Support approach: Ethical PBS required a co-produced approach: understanding reasons for refusal (taste, timing, side effects anxiety) and redesigning prompts to preserve dignity and reduce coercion.

Day-to-day delivery: The team introduced a choice-based medication routine: preferred drink, preferred staff, clear information prompts, and a “return later” option. Staff recorded refusals without punitive language and used a structured follow-up plan agreed with clinical oversight. The person helped design a visual cue card indicating “not now” versus “never”.

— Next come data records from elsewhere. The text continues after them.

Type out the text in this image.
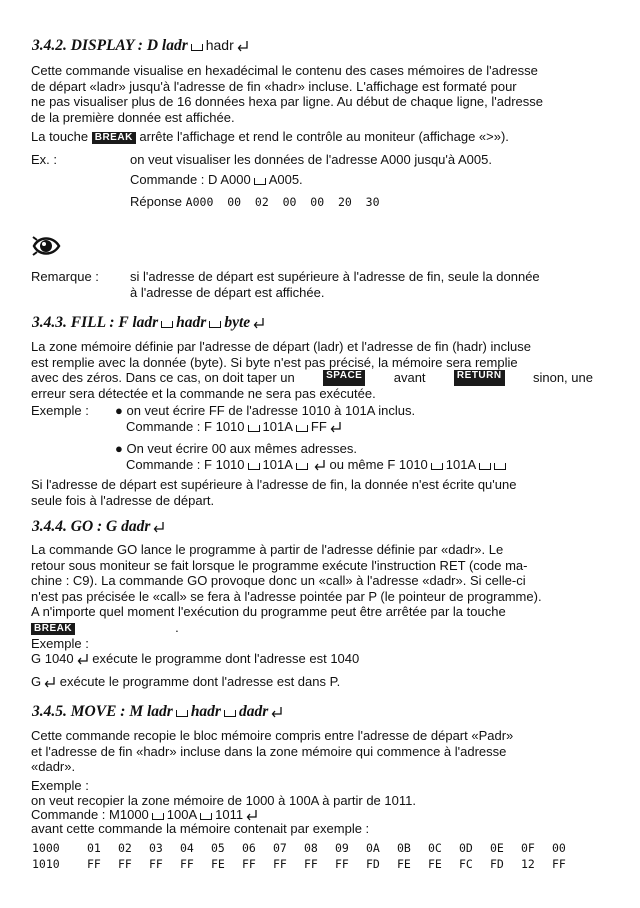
3.4.2. DISPLAY : D ladr hadr
Cette commande visualise en hexadécimal le contenu des cases mémoires de l'adresse
de départ «ladr» jusqu'à l'adresse de fin «hadr» incluse. L'affichage est formaté pour
ne pas visualiser plus de 16 données hexa par ligne. Au début de chaque ligne, l'adresse
de la première donnée est affichée.
La touche BREAK arrête l'affichage et rend le contrôle au moniteur (affichage «>»).
Ex. :	on veut visualiser les données de l'adresse A000 jusqu'à A005.
Commande : D A000 A005.
Réponse A000  00  02  00  00  20  30
Remarque : si l'adresse de départ est supérieure à l'adresse de fin, seule la donnée
à l'adresse de départ est affichée.
3.4.3. FILL : F ladr hadr byte
La zone mémoire définie par l'adresse de départ (ladr) et l'adresse de fin (hadr) incluse
est remplie avec la donnée (byte). Si byte n'est pas précisé, la mémoire sera remplie
avec des zéros. Dans ce cas, on doit taper un	SPACE avant	RETURN sinon, une
erreur sera détectée et la commande ne sera pas exécutée.
Exemple : ● on veut écrire FF de l'adresse 1010 à 101A inclus.
Commande : F 1010 101A FF
● On veut écrire 00 aux mêmes adresses.
Commande : F 1010 101A	ou même F 1010 101A
Si l'adresse de départ est supérieure à l'adresse de fin, la donnée n'est écrite qu'une
seule fois à l'adresse de départ.
3.4.4. GO : G dadr
La commande GO lance le programme à partir de l'adresse définie par «dadr». Le
retour sous moniteur se fait lorsque le programme exécute l'instruction RET (code ma-
chine : C9). La commande GO provoque donc un «call» à l'adresse «dadr». Si celle-ci
n'est pas précisée le «call» se fera à l'adresse pointée par P (le pointeur de programme).
A n'importe quel moment l'exécution du programme peut être arrêtée par la touche
BREAK	.
Exemple :
G 1040 exécute le programme dont l'adresse est 1040
G exécute le programme dont l'adresse est dans P.
3.4.5. MOVE : M ladr hadr dadr
Cette commande recopie le bloc mémoire compris entre l'adresse de départ «Padr»
et l'adresse de fin «hadr» incluse dans la zone mémoire qui commence à l'adresse
«dadr».
Exemple :
on veut recopier la zone mémoire de 1000 à 100A à partir de 1011.
Commande : M1000 100A 1011
avant cette commande la mémoire contenait par exemple :
1000	01	02	03	04	05	06	07	08	09	0A	0B	0C	0D	0E	0F	00
1010	FF	FF	FF	FF	FE	FF	FF	FF	FF	FD	FE	FE	FC	FD	12	FF
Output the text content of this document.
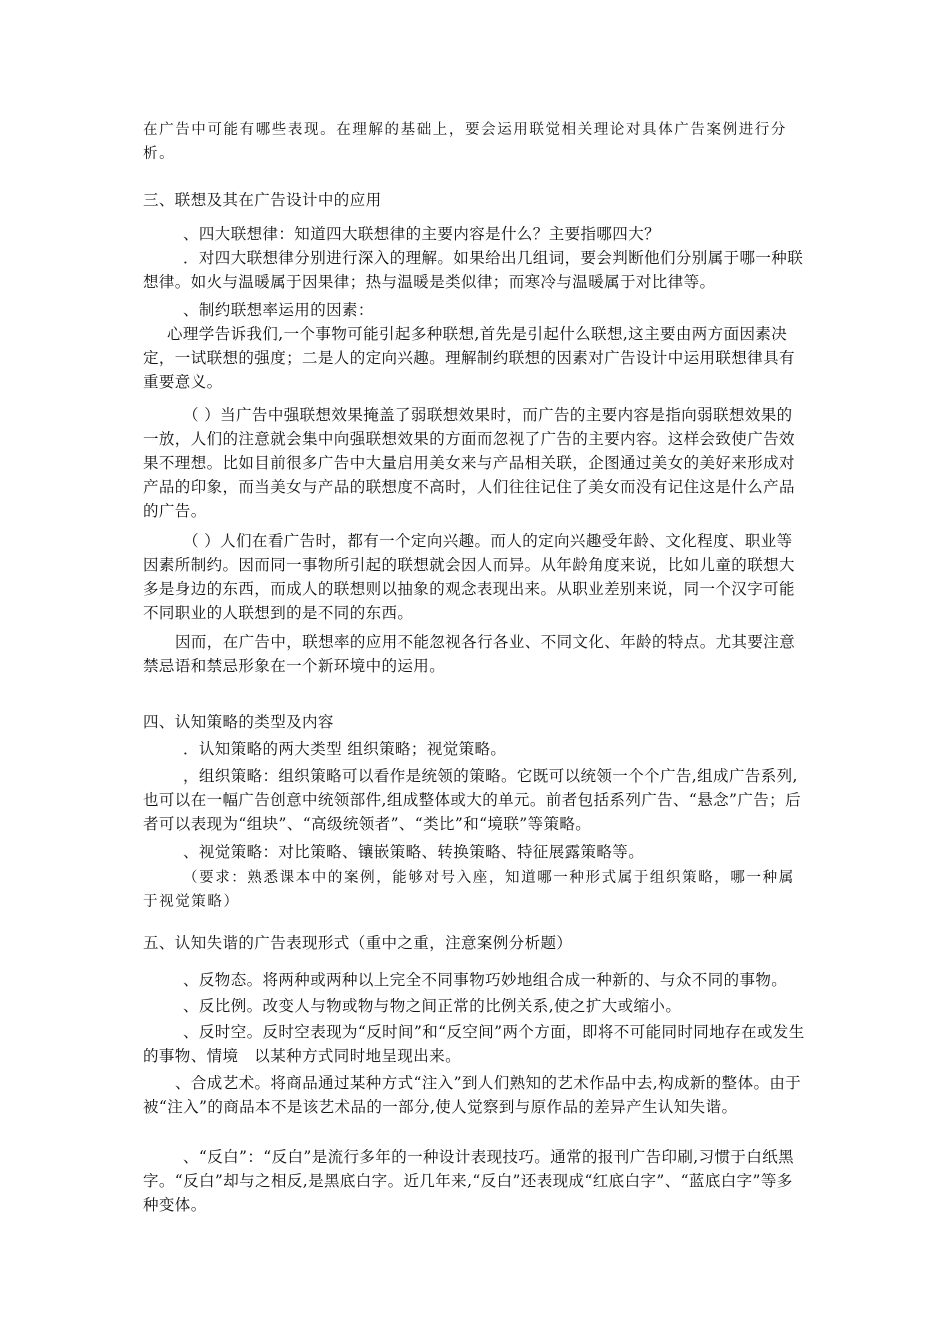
在广告中可能有哪些表现。在理解的基础上，要会运用联觉相关理论对具体广告案例进行分析。

三、联想及其在广告设计中的应用

、四大联想律：知道四大联想律的主要内容是什么？主要指哪四大？

．对四大联想律分别进行深入的理解。如果给出几组词，要会判断他们分别属于哪一种联想律。如火与温暖属于因果律；热与温暖是类似律；而寒冷与温暖属于对比律等。

、制约联想率运用的因素：

心理学告诉我们,一个事物可能引起多种联想,首先是引起什么联想,这主要由两方面因素决定，一试联想的强度；二是人的定向兴趣。理解制约联想的因素对广告设计中运用联想律具有重要意义。

（ ）当广告中强联想效果掩盖了弱联想效果时，而广告的主要内容是指向弱联想效果的一放，人们的注意就会集中向强联想效果的方面而忽视了广告的主要内容。这样会致使广告效果不理想。比如目前很多广告中大量启用美女来与产品相关联，企图通过美女的美好来形成对产品的印象，而当美女与产品的联想度不高时，人们往往记住了美女而没有记住这是什么产品的广告。

（ ）人们在看广告时，都有一个定向兴趣。而人的定向兴趣受年龄、文化程度、职业等因素所制约。因而同一事物所引起的联想就会因人而异。从年龄角度来说，比如儿童的联想大多是身边的东西，而成人的联想则以抽象的观念表现出来。从职业差别来说，同一个汉字可能不同职业的人联想到的是不同的东西。

因而，在广告中，联想率的应用不能忽视各行各业、不同文化、年龄的特点。尤其要注意禁忌语和禁忌形象在一个新环境中的运用。

四、认知策略的类型及内容

．认知策略的两大类型 组织策略；视觉策略。

，组织策略：组织策略可以看作是统领的策略。它既可以统领一个个广告,组成广告系列,也可以在一幅广告创意中统领部件,组成整体或大的单元。前者包括系列广告、“悬念”广告；后者可以表现为“组块”、“高级统领者”、“类比”和“境联”等策略。

、视觉策略：对比策略、镶嵌策略、转换策略、特征展露策略等。

（要求：熟悉课本中的案例，能够对号入座，知道哪一种形式属于组织策略，哪一种属于视觉策略）

五、认知失谐的广告表现形式（重中之重，注意案例分析题）

、反物态。将两种或两种以上完全不同事物巧妙地组合成一种新的、与众不同的事物。

、反比例。改变人与物或物与物之间正常的比例关系,使之扩大或缩小。

、反时空。反时空表现为“反时间”和“反空间”两个方面，即将不可能同时同地存在或发生的事物、情境　以某种方式同时地呈现出来。

、合成艺术。将商品通过某种方式“注入”到人们熟知的艺术作品中去,构成新的整体。由于被“注入”的商品本不是该艺术品的一部分,使人觉察到与原作品的差异产生认知失谐。

、“反白”：“反白”是流行多年的一种设计表现技巧。通常的报刊广告印刷,习惯于白纸黑字。“反白”却与之相反,是黑底白字。近几年来,“反白”还表现成“红底白字”、“蓝底白字”等多种变体。
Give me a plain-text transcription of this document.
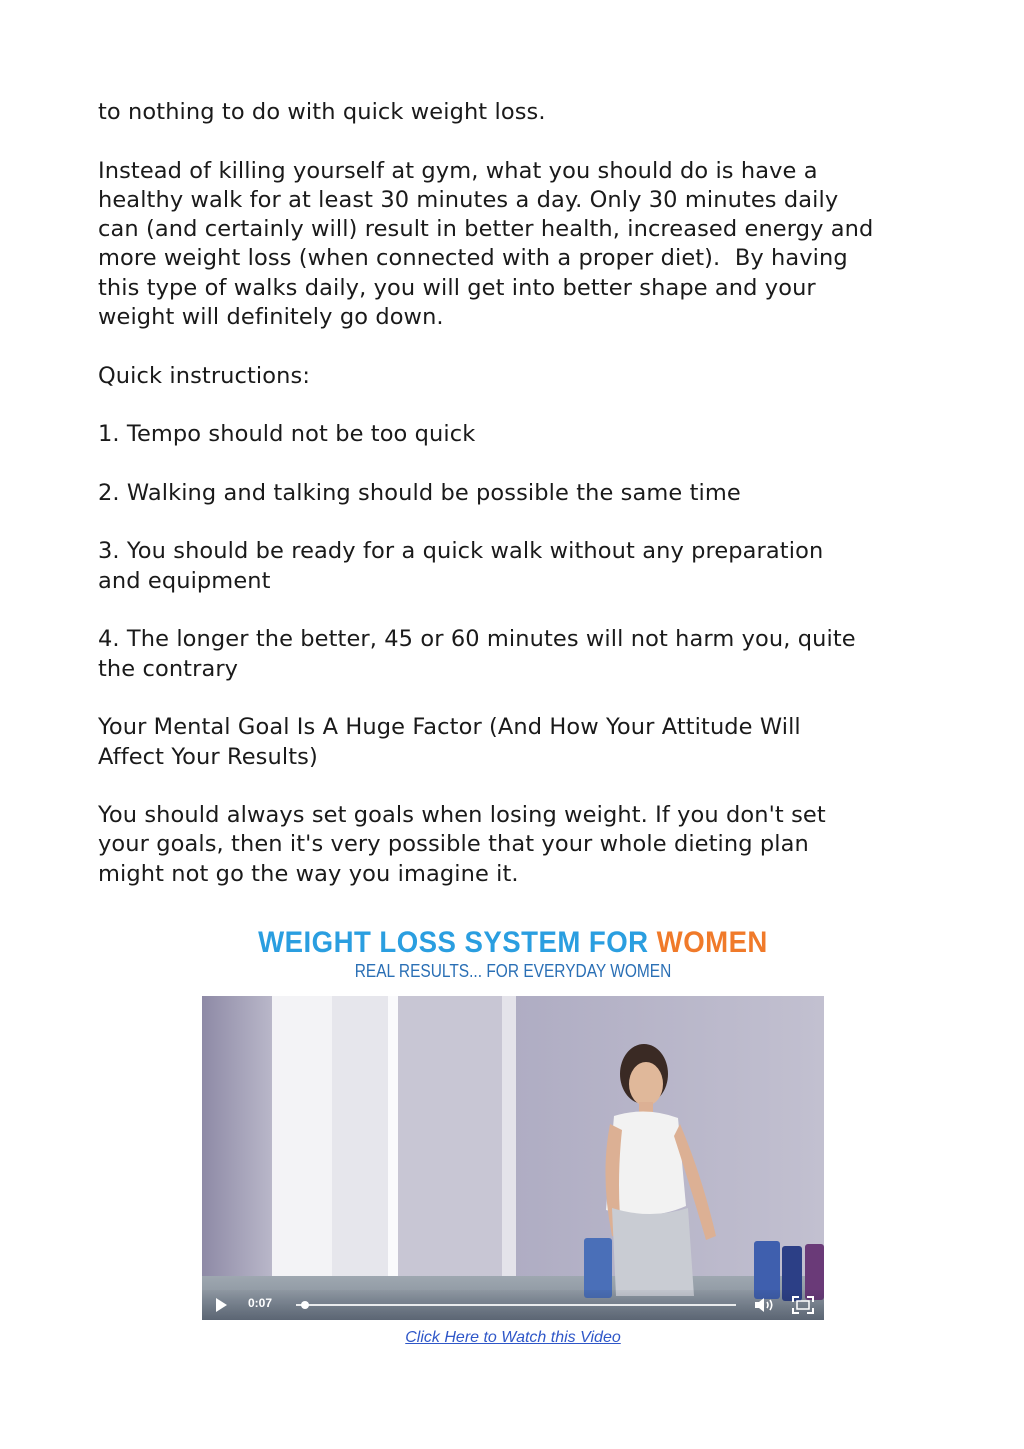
to nothing to do with quick weight loss.

Instead of killing yourself at gym, what you should do is have a
healthy walk for at least 30 minutes a day. Only 30 minutes daily
can (and certainly will) result in better health, increased energy and
more weight loss (when connected with a proper diet).  By having
this type of walks daily, you will get into better shape and your
weight will definitely go down.

Quick instructions:

1. Tempo should not be too quick

2. Walking and talking should be possible the same time

3. You should be ready for a quick walk without any preparation
and equipment

4. The longer the better, 45 or 60 minutes will not harm you, quite
the contrary

Your Mental Goal Is A Huge Factor (And How Your Attitude Will
Affect Your Results)

You should always set goals when losing weight. If you don't set
your goals, then it's very possible that your whole dieting plan
might not go the way you imagine it.

WEIGHT LOSS SYSTEM FOR WOMEN
REAL RESULTS... FOR EVERYDAY WOMEN
0:07
Click Here to Watch this Video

Evidence of effectiveness: Refusal-related distress reduced, medication adherence improved where clinically appropriate, and the service could evidence that consent and dignity were prioritised alongside safe escalation pathways.

Commissioner Expectation: Evidence of Co-Production in Outcomes

Commissioner expectation: Commissioners expect providers to evidence co-production in practice, including how plans reflect the person’s goals and how risk decisions support independence. They will look for documentation that shows the person’s voice influenced support approaches, not simply that meetings occurred.

Regulator Expectation: Person-Centred, Respectful Care

Regulator expectation: CQC expects person-centred care that respects dignity, consent and choice. Inspectors will test whether people are involved in decisions, whether restrictive responses are challenged, and whether staff communication approaches are respectful and consistent—especially where needs are complex.

Governance and Assurance for Co-Production

Co-production becomes reliable when it is governed: regular plan reviews that require evidence of voice, supervision prompts that test consent practice, and quality checks that identify drift into directive or restrictive routines. Ethical PBS makes co-production a daily discipline, not a periodic workshop.

When consent and voice are operationalised, PBS becomes safer, more effective, and more defensible—because it aligns support to what matters most to the person, while maintaining proportional safeguards and clear accountability.